I dug my fingers into the park bench so I could feel the splinters go in. Tess was right. I had never told anyone. Hearing someone talk about my secret—even if she was technically me—had an almost physical effect. A stagnant pool of feeling was evaporating out of my chest. Tess had confirmed that my memories of that night were real.
“Now do you believe me? Can we talk about Lizzy?”
“Is something bad going to happen to us? Are we going to get caught?”
Tess shook her head. “I’ve already said enough. I’m not going to tell you anything else about the future. Let’s focus on the present.”

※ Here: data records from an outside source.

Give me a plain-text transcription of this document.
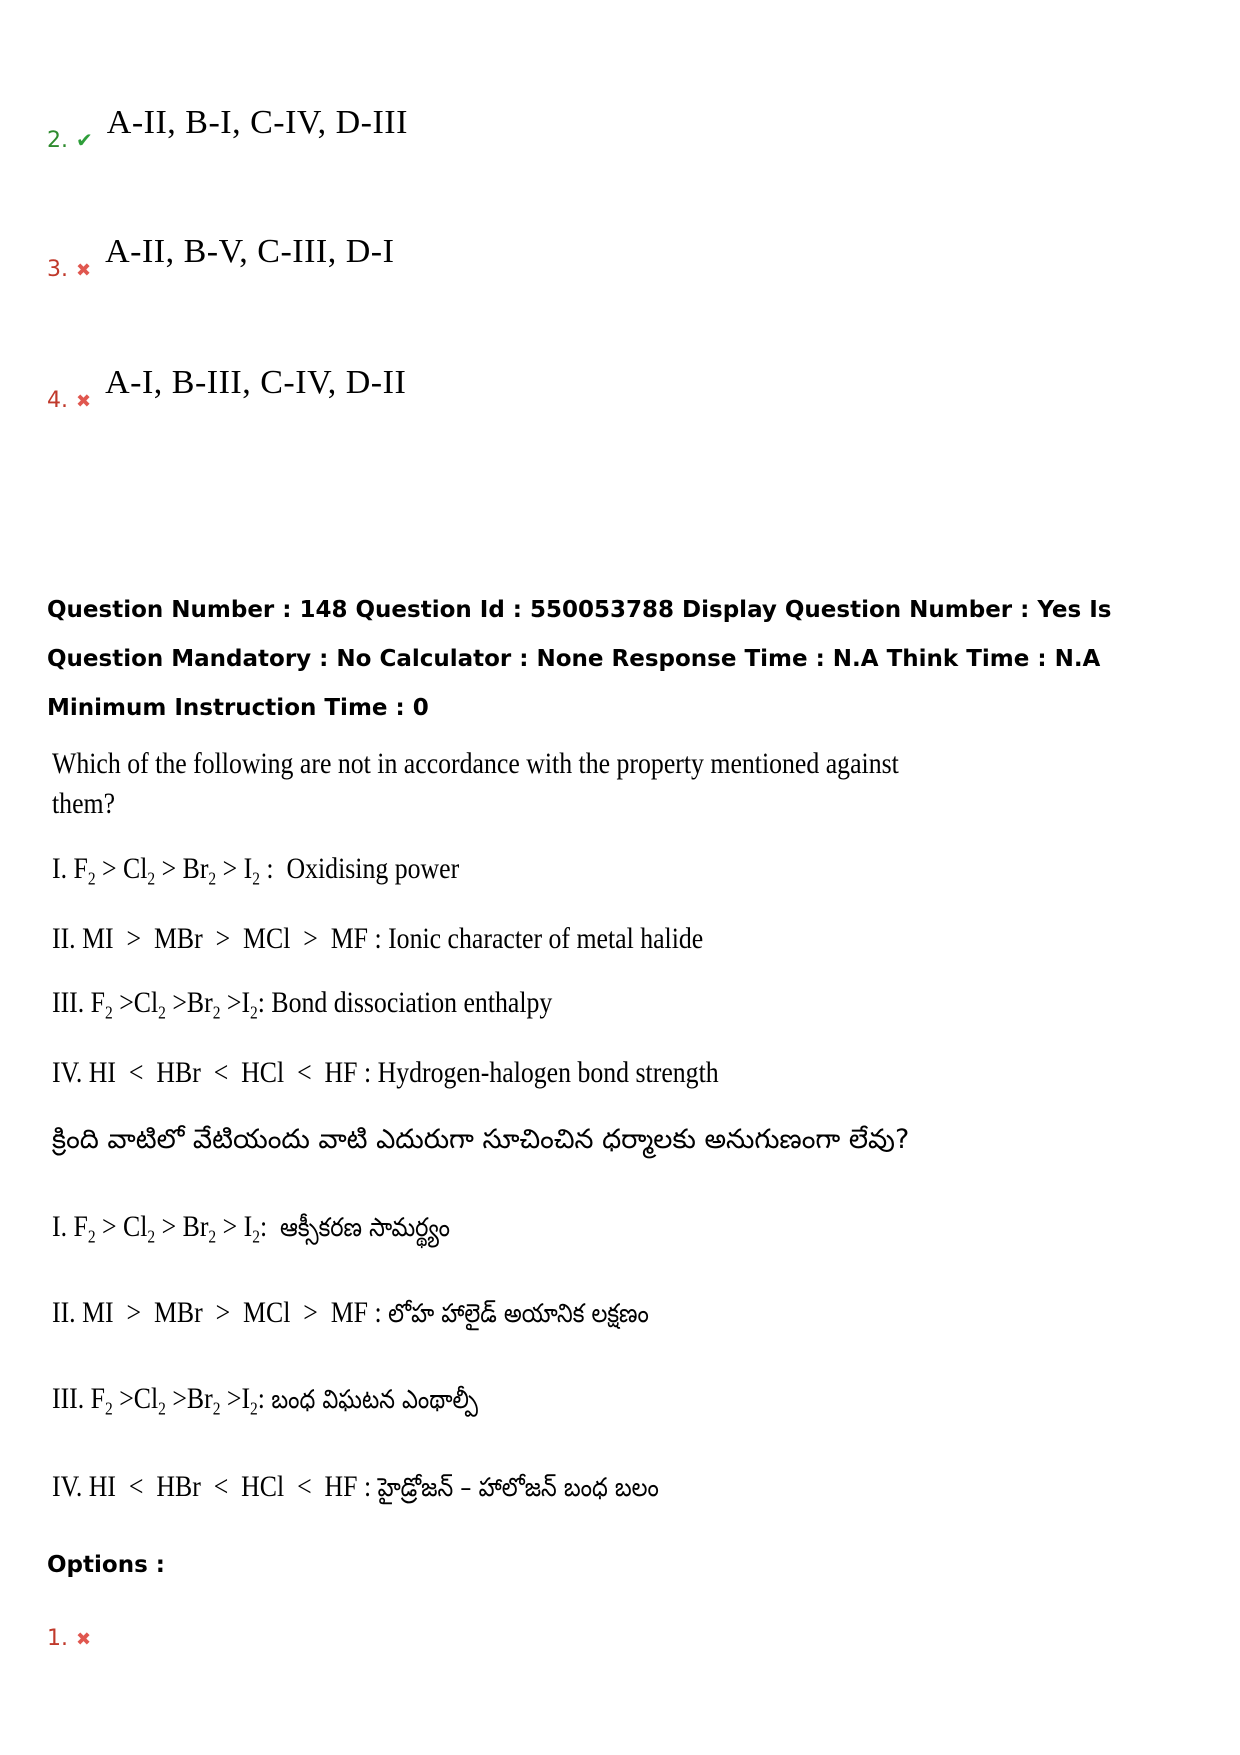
2. ✔ A-II, B-I, C-IV, D-III
3. ✖
A-II, B-V, C-III, D-I
4. ✖
A-I, B-III, C-IV, D-II
Question Number : 148 Question Id : 550053788 Display Question Number : Yes Is Question Mandatory : No Calculator : None Response Time : N.A Think Time : N.A Minimum Instruction Time : 0
Which of the following are not in accordance with the property mentioned against them?
I. $F_2 > Cl_2 > Br_2 > I_2$ :  Oxidising power
II. MI  >  MBr  >  MCl  >  MF : Ionic character of metal halide
III. $F_2 >Cl_2 >Br_2 >I_2$: Bond dissociation enthalpy
IV. HI  <  HBr  <  HCl  <  HF : Hydrogen-halogen bond strength
క్రింది వాటిలో వేటియందు వాటి ఎదురుగా సూచించిన ధర్మాలకు అనుగుణంగా లేవు?
I. $F_2 > Cl_2 > Br_2 > I_2$:  ఆక్సీకరణ సామర్థ్యం
II. MI  >  MBr  >  MCl  >  MF : లోహ హాలైడ్ అయానిక లక్షణం
III. $F_2 >Cl_2 >Br_2 >I_2$: బంధ విఘటన ఎంథాల్పీ
IV. HI  <  HBr  <  HCl  <  HF : హైడ్రోజన్ – హాలోజన్ బంధ బలం
Options :
1. ✖
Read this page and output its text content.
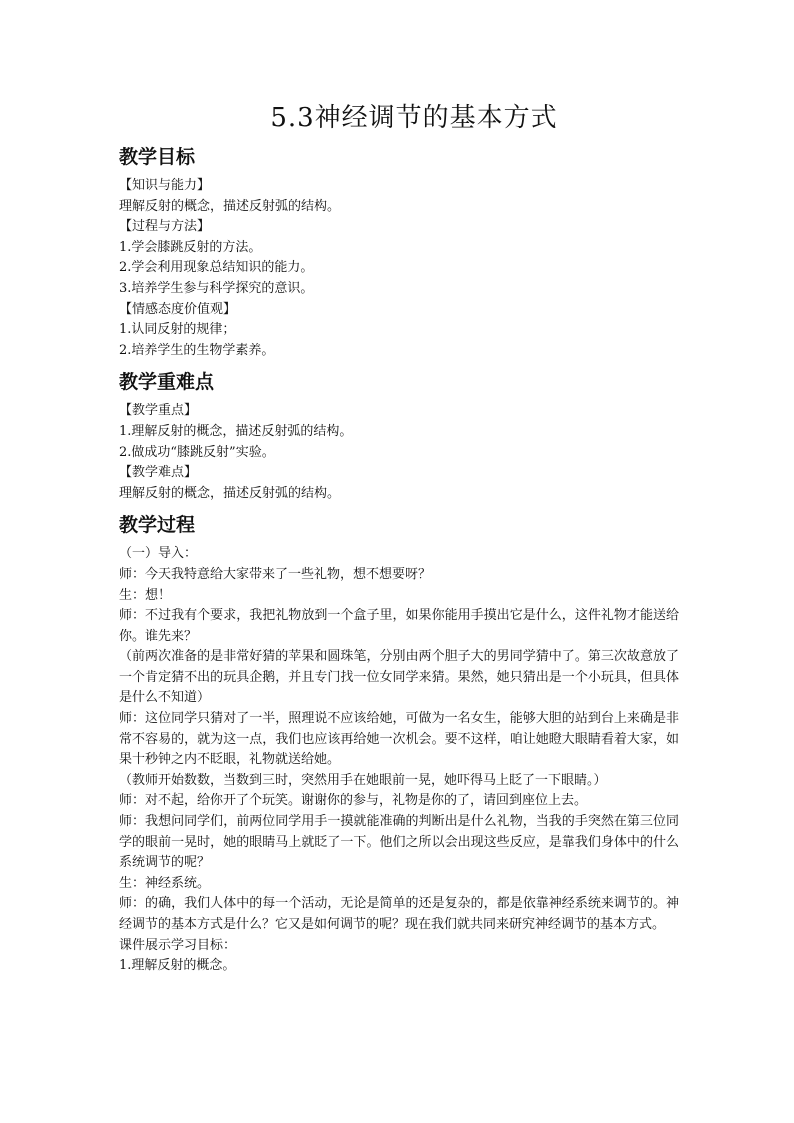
5.3神经调节的基本方式
教学目标

【知识与能力】

理解反射的概念，描述反射弧的结构。

【过程与方法】

1.学会膝跳反射的方法。

2.学会利用现象总结知识的能力。

3.培养学生参与科学探究的意识。

【情感态度价值观】

1.认同反射的规律；

2.培养学生的生物学素养。

教学重难点

【教学重点】

1.理解反射的概念，描述反射弧的结构。

2.做成功“膝跳反射”实验。

【教学难点】

理解反射的概念，描述反射弧的结构。

教学过程

（一）导入：

师：今天我特意给大家带来了一些礼物，想不想要呀？

生：想！

师：不过我有个要求，我把礼物放到一个盒子里，如果你能用手摸出它是什么，这件礼物才能送给你。谁先来？

（前两次准备的是非常好猜的苹果和圆珠笔，分别由两个胆子大的男同学猜中了。第三次故意放了一个肯定猜不出的玩具企鹅，并且专门找一位女同学来猜。果然，她只猜出是一个小玩具，但具体是什么不知道）

师：这位同学只猜对了一半，照理说不应该给她，可做为一名女生，能够大胆的站到台上来确是非常不容易的，就为这一点，我们也应该再给她一次机会。要不这样，咱让她瞪大眼睛看着大家，如果十秒钟之内不眨眼，礼物就送给她。

（教师开始数数，当数到三时，突然用手在她眼前一晃，她吓得马上眨了一下眼睛。）

师：对不起，给你开了个玩笑。谢谢你的参与，礼物是你的了，请回到座位上去。

师：我想问同学们，前两位同学用手一摸就能准确的判断出是什么礼物，当我的手突然在第三位同学的眼前一晃时，她的眼睛马上就眨了一下。他们之所以会出现这些反应，是靠我们身体中的什么系统调节的呢？

生：神经系统。

师：的确，我们人体中的每一个活动，无论是简单的还是复杂的，都是依靠神经系统来调节的。神经调节的基本方式是什么？它又是如何调节的呢？现在我们就共同来研究神经调节的基本方式。

课件展示学习目标：

1.理解反射的概念。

I couldn’t reply. There was too much happening. I kept grinding my hands harder into the bench and thinking about how every time my father touched me it felt like drowning. I stared at Tess—at myself—and wondered what pronouns to use for her. It sounded weird to call her “me,” but scientifically inaccurate to say “her” or “you.” Still, if I really was me, I was an unknown me, or possibly a potential me. We were altering the timeline right now. I decided to go with “she” and “her” as pronouns, at least for the moment.